There shall be an agreed procedure for directors in the furtherance of their duties to take independent professional advice if necessary, at the Company’s expense. All directors shall have access to the advice and services of the Company Secretary, who is responsible to the Board for ensuring that Board procedures are followed and compliance with applicable rules and regulations.
All directors shall discharge their duties in good faith, in the best interest of the Company and with reasonable skill and prudence.
The directors shall exercise the requisite standard of care and diligence specified in Chapter 2D of the Corporations Act in performance of their duties and shall ensure that the Company complies with ASX Listing Rules.
Non-executive directors shall bring an independent judgment to bear on issues of strategy, performance, resources, including key appointments, and standard of conduct. The majority shall be independent of management and free from any business or other relationship which could materially interfere with the exercise of their independent judgment, apart from their fees and shareholding. Their fees should reflect the time which they commit to the Company. Non-executive directors shall be selected through a formal process and both this process and their appointment shall be a matter for the Board as a whole.
Executive Directors’ service contracts shall not exceed five (5) years without shareholders’ approval and there shall be full and clear disclosure of each director’s total emoluments and those of the Chairman.
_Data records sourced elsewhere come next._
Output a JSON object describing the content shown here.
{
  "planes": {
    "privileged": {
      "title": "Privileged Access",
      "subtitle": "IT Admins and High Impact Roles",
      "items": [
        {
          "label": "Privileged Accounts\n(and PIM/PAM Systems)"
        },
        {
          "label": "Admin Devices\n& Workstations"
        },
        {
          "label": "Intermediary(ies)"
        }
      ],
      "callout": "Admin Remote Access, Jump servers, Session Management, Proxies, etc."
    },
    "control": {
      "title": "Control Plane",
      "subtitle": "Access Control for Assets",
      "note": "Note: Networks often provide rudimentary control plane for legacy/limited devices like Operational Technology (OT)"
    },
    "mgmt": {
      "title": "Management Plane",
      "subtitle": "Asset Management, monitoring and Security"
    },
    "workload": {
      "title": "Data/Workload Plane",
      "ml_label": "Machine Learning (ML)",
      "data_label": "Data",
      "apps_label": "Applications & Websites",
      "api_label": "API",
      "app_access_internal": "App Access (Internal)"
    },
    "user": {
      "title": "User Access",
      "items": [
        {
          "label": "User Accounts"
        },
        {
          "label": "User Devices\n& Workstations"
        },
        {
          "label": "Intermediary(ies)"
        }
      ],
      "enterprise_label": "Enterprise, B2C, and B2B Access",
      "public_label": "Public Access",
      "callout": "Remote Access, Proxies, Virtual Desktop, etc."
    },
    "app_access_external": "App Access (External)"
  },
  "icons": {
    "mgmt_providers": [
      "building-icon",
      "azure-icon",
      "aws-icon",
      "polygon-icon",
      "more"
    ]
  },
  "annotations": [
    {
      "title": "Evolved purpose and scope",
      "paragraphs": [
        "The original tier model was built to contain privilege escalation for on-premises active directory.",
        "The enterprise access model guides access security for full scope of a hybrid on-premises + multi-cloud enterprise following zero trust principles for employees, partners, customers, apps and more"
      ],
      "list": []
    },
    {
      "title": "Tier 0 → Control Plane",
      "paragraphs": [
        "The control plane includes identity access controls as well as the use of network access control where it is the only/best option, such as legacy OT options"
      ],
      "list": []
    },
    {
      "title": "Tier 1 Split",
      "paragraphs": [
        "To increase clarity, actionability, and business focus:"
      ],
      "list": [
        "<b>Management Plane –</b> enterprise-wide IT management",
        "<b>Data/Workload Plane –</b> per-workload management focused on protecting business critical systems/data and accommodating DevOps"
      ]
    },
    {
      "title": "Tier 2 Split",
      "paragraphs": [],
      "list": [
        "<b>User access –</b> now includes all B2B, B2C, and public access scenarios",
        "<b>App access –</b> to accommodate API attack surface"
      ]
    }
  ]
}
Executive directors’ pay shall be subject to the recommendation of the remuneration committee.
The Board shall present a balanced and understandable assessment of the Company’s financial position to shareholders
The Board shall ensure that an objective and professional relationship is maintained with the auditors and shall establish an Audit Committee comprising of at least three (3) members of whom two (2) are non-executive directors with written terms of reference which deal clearly with its authority and duties.
The Directors shall explain their responsibility for preparing the financial statements next to a statement by the auditors about their reporting responsibilities and report on the effectiveness of the Company’s system of internal control and report that the business is a going concern, with supporting assumptions or qualifications as necessary.
The Board shall cause to be maintained a complete and accurate record of resolutions and deliberations of the Board and of the Company.